Understand that you must not become complacent by deluding yourself with falsely positive self-talk. It does not work that way. Recognize any areas in which you need to do better and make a commitment to improve. However, you should never talk yourself into accepting failure, guilt, helplessness, or any other negative emotions.

3. Select Your Responses

There is no denying that terrible things happen in life. Sometimes we are pushed beyond our limits and find ourselves confronted with awkward situations. Often, we give in to our natural inclination to lash out, scream our heads off, or even unload our aggression on the nearest victims. You must overcome that inclination.

Understand that you have the power to choose your response to any kind of provocation.
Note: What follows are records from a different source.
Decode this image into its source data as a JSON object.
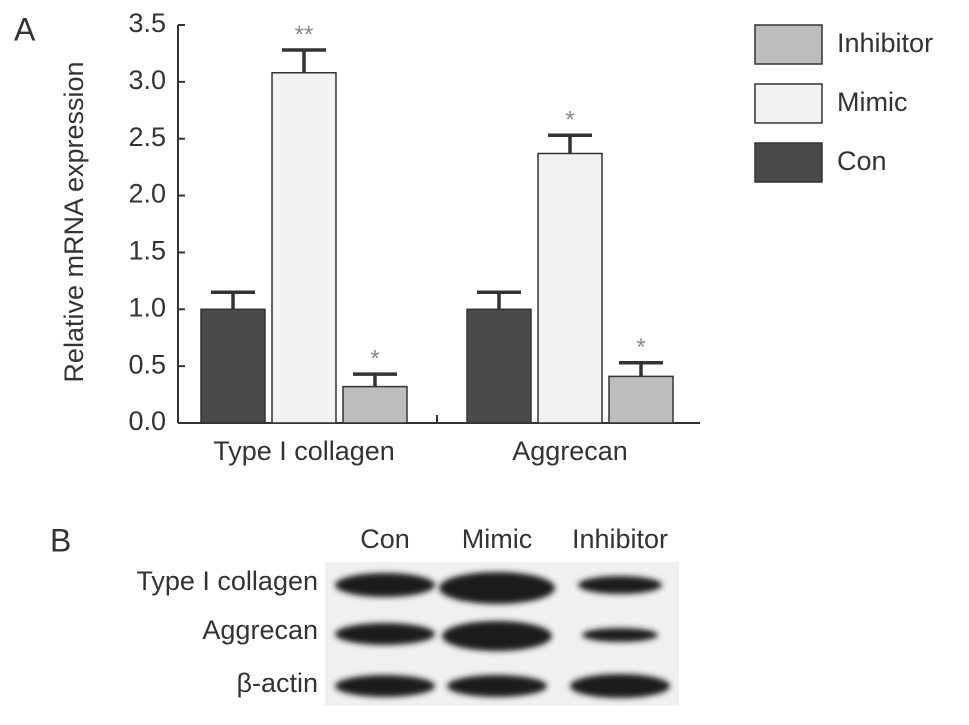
{
  "chart_data": {
    "type": "bar",
    "panel_label": "A",
    "y_label": "Relative mRNA expression",
    "categories": [
      "Type I collagen",
      "Aggrecan"
    ],
    "series": [
      {
        "name": "Con",
        "color": "#4a4a4a",
        "values": [
          1.0,
          1.0
        ],
        "errors": [
          0.15,
          0.15
        ],
        "annotations": [
          null,
          null
        ]
      },
      {
        "name": "Mimic",
        "color": "#f2f2f2",
        "values": [
          3.08,
          2.37
        ],
        "errors": [
          0.2,
          0.16
        ],
        "annotations": [
          "**",
          "*"
        ]
      },
      {
        "name": "Inhibitor",
        "color": "#bdbdbd",
        "values": [
          0.32,
          0.41
        ],
        "errors": [
          0.11,
          0.12
        ],
        "annotations": [
          "*",
          "*"
        ]
      }
    ],
    "ylim": [
      0,
      3.5
    ],
    "yticks": [
      {
        "value": 0,
        "label": "0.0"
      },
      0.5,
      {
        "value": 1,
        "label": "1.0"
      },
      1.5,
      {
        "value": 2,
        "label": "2.0"
      },
      2.5,
      {
        "value": 3,
        "label": "3.0"
      },
      3.5
    ],
    "legend": "right"
  },
  "blot": {
    "panel_label": "B",
    "columns": [
      "Con",
      "Mimic",
      "Inhibitor"
    ],
    "rows": [
      "Type I collagen",
      "Aggrecan",
      "β-actin"
    ]
  }
}
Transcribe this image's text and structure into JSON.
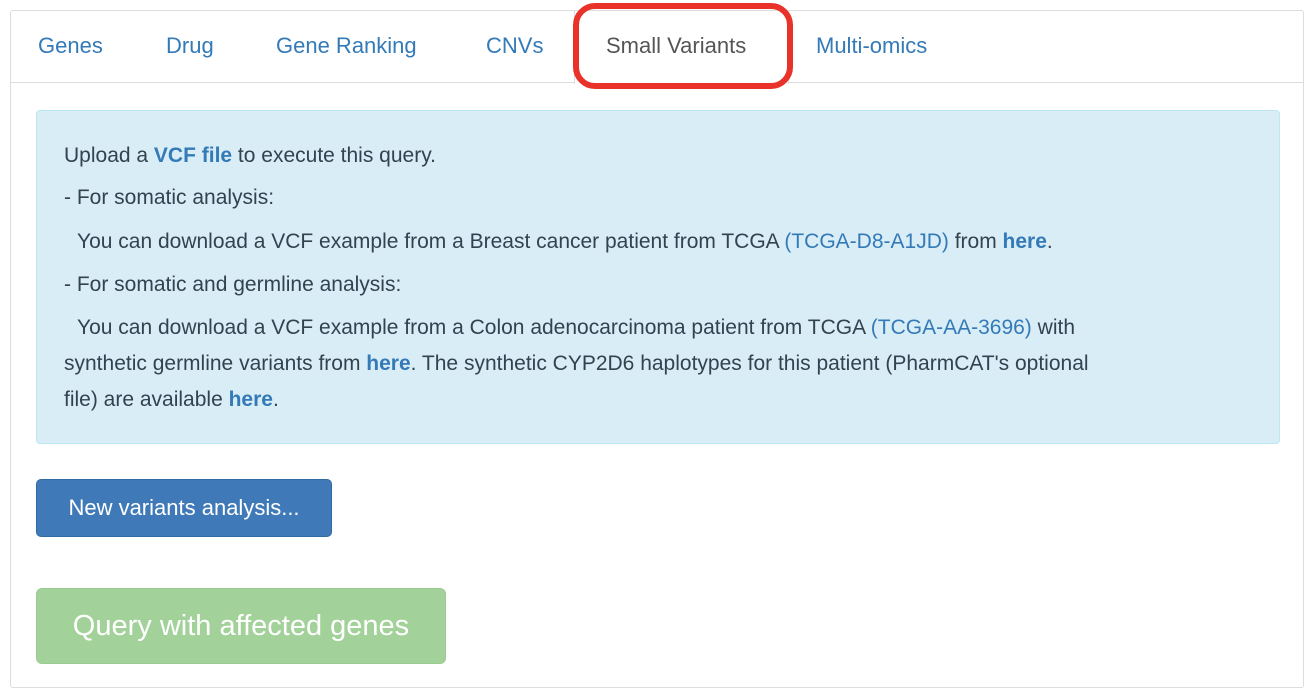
{
  "tabs": [
    {
      "label": "Genes",
      "active": false
    },
    {
      "label": "Drug",
      "active": false
    },
    {
      "label": "Gene Ranking",
      "active": false
    },
    {
      "label": "CNVs",
      "active": false
    },
    {
      "label": "Small Variants",
      "active": true
    },
    {
      "label": "Multi-omics",
      "active": false
    }
  ],
  "info": {
    "line1_prefix": "Upload a ",
    "line1_link": "VCF file",
    "line1_suffix": " to execute this query.",
    "somatic_heading": "- For somatic analysis:",
    "somatic_text": "You can download a VCF example from a Breast cancer patient from TCGA ",
    "somatic_case_link": "(TCGA-D8-A1JD)",
    "somatic_mid": " from ",
    "somatic_here_link": "here",
    "somatic_end": ".",
    "germline_heading": "- For somatic and germline analysis:",
    "germline_text": "You can download a VCF example from a Colon adenocarcinoma patient from TCGA ",
    "germline_case_link": "(TCGA-AA-3696)",
    "germline_with": " with",
    "germline_line2_prefix": "synthetic germline variants from ",
    "germline_here_link": "here",
    "germline_line2_suffix": ". The synthetic CYP2D6 haplotypes for this patient (PharmCAT's optional",
    "germline_line3_prefix": "file) are available ",
    "germline_here2_link": "here",
    "germline_line3_suffix": "."
  },
  "buttons": {
    "new_analysis": "New variants analysis...",
    "query_genes": "Query with affected genes"
  },
  "colors": {
    "link": "#337ab7",
    "highlight": "#e8322a",
    "alert_bg": "#d9edf7",
    "primary": "#3f79b7",
    "success_disabled": "#a3d19a"
  }
}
Yelling, throwing tantrums, or other impulsive reactions might make you feel awesome at the time. However, if you indulge in those reactions, you will find that you end up with feelings of regret when the impulse passes.

Instead of subjecting yourself to such torture, take the time to pause and evaluate your response to any provocation. This not only applies when dealing with difficult people, but also when dealing with people in general. Speak calmly to people who offend you rather than yelling at them. Take the time to explain what is wrong with a colleague’s work rather than unleashing abusive tirades.
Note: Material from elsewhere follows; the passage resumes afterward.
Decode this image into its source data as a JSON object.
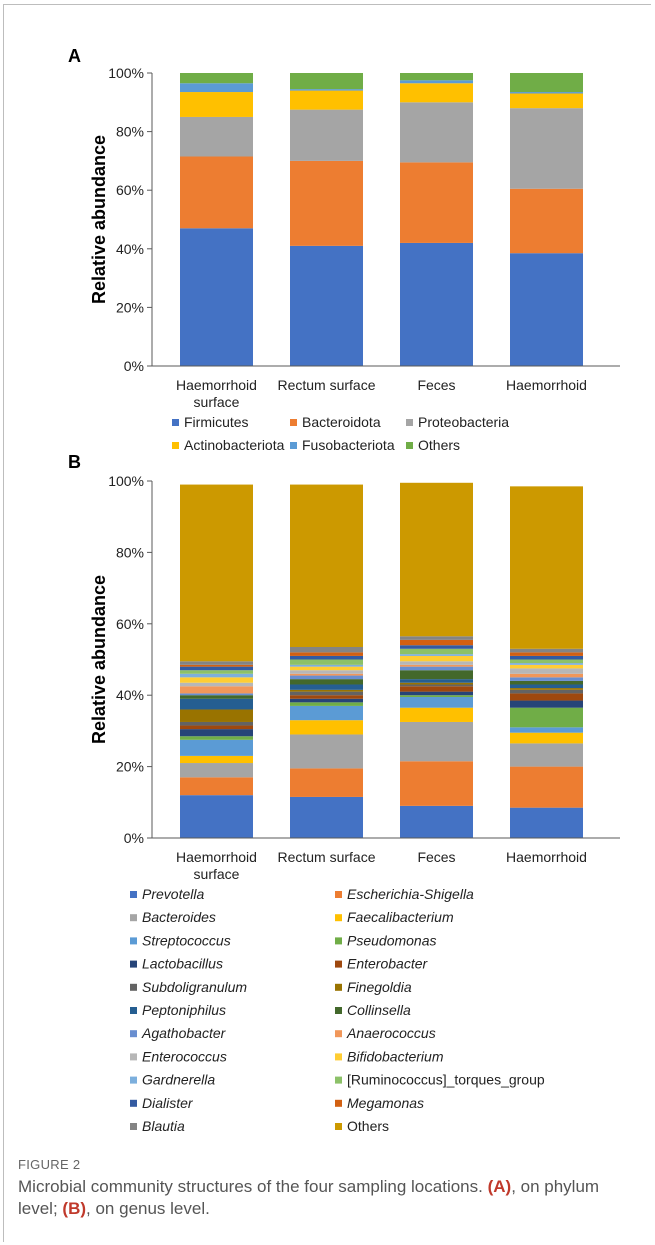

Think about it for a moment. Reacting impulsively will likely ruin your relationships with other people and draw them into the vicious cycle of toxicity you should be trying to escape. Besides boosting your social credibility, pausing to choose the right response also improves your self-esteem.

In choosing the right response, you can apply the five-second rule. When provoked, delay your response for five seconds. This way, you overcome your impulsive reaction and are able to choose a better and more productive response.

4. Search for Positive Emotions

Humans tend to sway toward the negative. They will readily overlook any positive signs staring them in the face and seek out negativity, even in places where none can be found. This behavior is so common that a special name exists for it. It is known as the negativity bias. You cannot blame them, though; negative emotions such as fear, anger, and anxiety carry a lot of weight. Definitely, it is easy to notice them once they are present.

On the other hand, positive emotions such as peace, contentment, and gratitude is considerably lighter. You will only notice them when you make the effort. Begin to make that effort. Start by looking for the tiniest bits of light in overwhelming darkness. See the brighter side of every picture and vocalize these feelings.

Your focus is your power. Whatever emotions you make the object of your focus will be amplified with time. By choosing to overlook negative feelings and focus only on positives, you maximize this power, boosting your mental well-being and improving your resilience.

5. Seek Therapy

Managing your emotions is not a feat that you can achieve all by yourself. You will need support and even professional help as you begin.

Although many people are born with mild temperaments, which they may have inherited from their parents, nobody is a natural expert at managing their emotions.

Like any learned skill, emotional regulation is mastered through constant practice. Managing your emotions requires a high level of self-awareness. You may find yourself overwhelmed by the effort, especially in the beginning. It is also more difficult to commit to emotional regulation in the face of mounting toxicity.

That’s where therapy comes in. A professional therapist can help you discover better emotional regulation strategies, as well as evaluate your progress. Working with a therapist will help you to discover useful insights about areas in which you could improve your emotional regulation.

Remember!

While it is impossible to completely avoid toxic people, you can identify them, measure your response to mounting toxicity, and create your escape route. By becoming a master of your emotions, you take back the control from toxic people around you and begin to put the necessary measures in place to protect yourself.

Reference

Ann Kring and Denise Sloan, eds., Emotion Regulation and Psychopathology: A Transdiagnostic Approach to Etiology and Treatment, New York: The Guilford Press, 2010, p. 42-46.